Electron microscopy observations of the pmp47delta strain revealed that peroxisomes were still present in methanol- and oleate-induced cells, albeit in reduced numbers compared to wild-type cells . Additionally, high electron-density material was observed in the cytoplasm, likely representing the aggregated DHAS protein in methanol-induced cells .

Comparative Analysis with Other Peroxisomal Membrane Proteins

In Candida boidinii, PMP47A is one of several abundant peroxisomal membrane proteins, including PMP31 and PMP32 . While PMP31 and PMP32 are highly similar to each other (97% identity) and are predicted to span the membrane once or twice, they differ significantly from PMP47A in sequence and likely in function . All of these proteins share the characteristic of being strongly basic, with predicted isoelectric points above 10 .

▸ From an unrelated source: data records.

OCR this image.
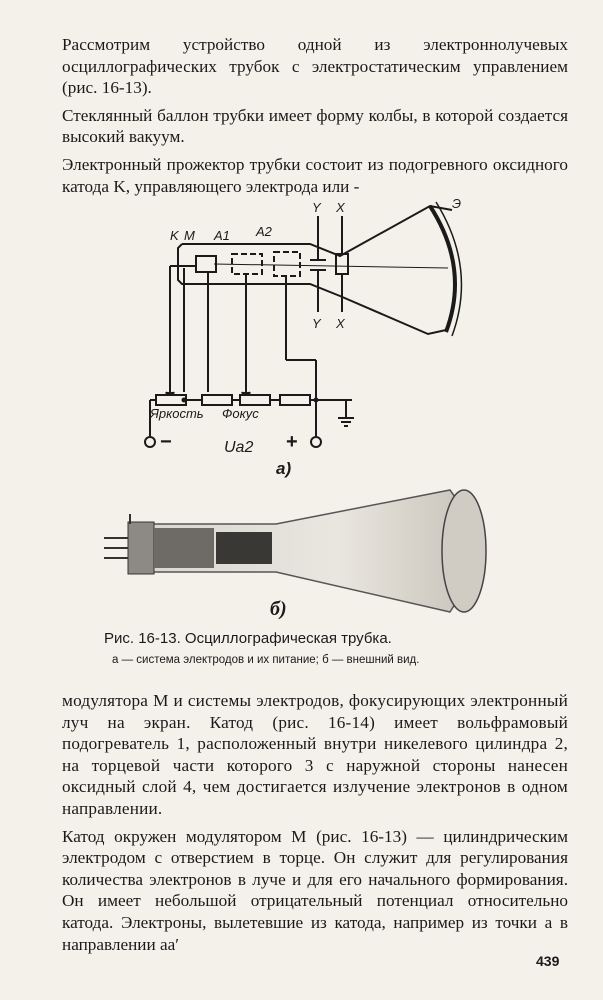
Рассмотрим устройство одной из электроннолучевых осциллографических трубок с электростатическим управлением (рис. 16-13).

Стеклянный баллон трубки имеет форму колбы, в которой создается высокий вакуум.

Электронный прожектор трубки состоит из подогревного оксидного катода K, управляющего электрода или -

K M A1 A2
Y X
Y X
Э
Яркость Фокус
−	+
Ua2
а)
б)
Рис. 16-13. Осциллографическая трубка.
а — система электродов и их питание; б — внешний вид.

модулятора M и системы электродов, фокусирующих электронный луч на экран. Катод (рис. 16-14) имеет вольфрамовый подогреватель 1, расположенный внутри никелевого цилиндра 2, на торцевой части которого 3 с наружной стороны нанесен оксидный слой 4, чем достигается излучение электронов в одном направлении.

Катод окружен модулятором M (рис. 16-13) — цилиндрическим электродом с отверстием в торце. Он служит для регулирования количества электронов в луче и для его начального формирования. Он имеет небольшой отрицательный потенциал относительно катода. Электроны, вылетевшие из катода, например из точки a в направлении aa′

439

Research Applications and Methods

Recombinant PMP47A serves as a valuable tool for studying peroxisomal membrane dynamics, protein import mechanisms, and metabolic pathways. The availability of pure recombinant protein facilitates various biochemical and structural analyses, including crystallization attempts, binding assays, and reconstitution studies in artificial membrane systems.

Common applications of recombinant PMP47A include SDS-PAGE analysis, which is used to assess protein purity and molecular weight . The protein may also serve as a standard or control in studies investigating peroxisomal membrane proteins or as an antigen for generating specific antibodies.